A Little 12th Century Christian Trivia

[philosophy alert] “By doubting, we are led to inquire; by inquiry, we perceive the truth,” wrote theologian and some-time monkĀ Abelard in the early 12th century, when he was the first to argue that Christians could use reason as well as faith to attain knowledge of God, thus combining Greek thinking with the Jewish. He also wrote, “He that is hasty to trust is light-minded” and “The doctors of the Church should be read, not with the necessity to believe, but with the liberty to judge.” And he suggested people ought to be able to read the scriptures for themselves.

He was severely tortured for his boldness and forced to burn his writing.

But as fate would have it [long story short], his popularity as a teacher in Paris influenced the formation of the scholastic movement (best known for Thomas Aquinas), which aimed to prove that Greek philosophy and biblical supernaturalism, reason and revelation, were not absolutely incompatible. Paris became a wonderful hotbed of creative thought about this.

But of course, creativity is not conformity.

Enter the Inquisition.

In 1277, three years after Aquinas died, Pope John XXI issued a memo to the bishop of Paris pointing out 219 philosophical errors being circulated in his diocese. This proclamation signaled the end to philosophy as “an exercise within the sanctuary of the Church.”

And at that very moment, also, institutional Christianity was finished as a creative force in European life. For not only had its God dropped back once more into the Bible, but there were presently two popes, then three (the Great Schism, 1377-1417); after which, two Christianities, then a hundred (Martin Luther, 1483-1546). And meanwhile the new theological tone had been set by the powerful chancellor of the still supreme University of Paris, John Gerson (d. 1429), the pious power-man [who wrote] “Against Vain Curiosity in Matters of Faith”…
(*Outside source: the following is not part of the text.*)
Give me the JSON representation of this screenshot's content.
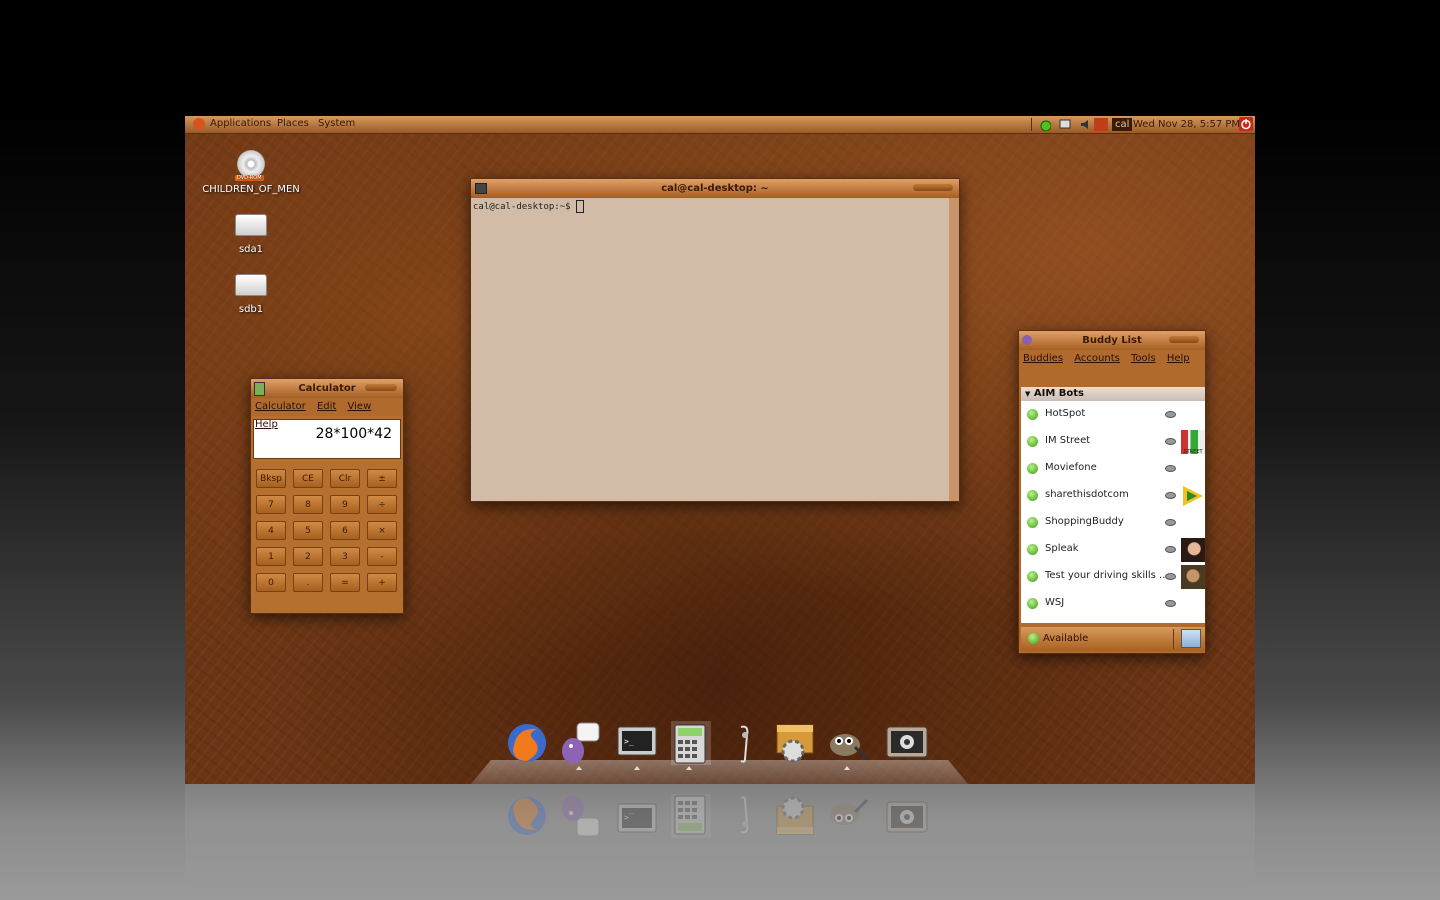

I’m taking this from Joseph Campbell’s Creative Mythology (I’m up to page 406!). It seems like a very interesting turning point in history and illustrates the clash between creative, scholarly philosophical thought and stubborn authority. According to Campbell (I’m interpreting), it winds up being a lose-lose situation: good thinking is driven away and authority splinters into a million pieces… and it becomes “the mythological base of the Waste Land of the modern soul, or, as it is being called these days, our ‘alienation.'”

I’m not selling these ideas — I’m just trying to digest some very interesting food for thought.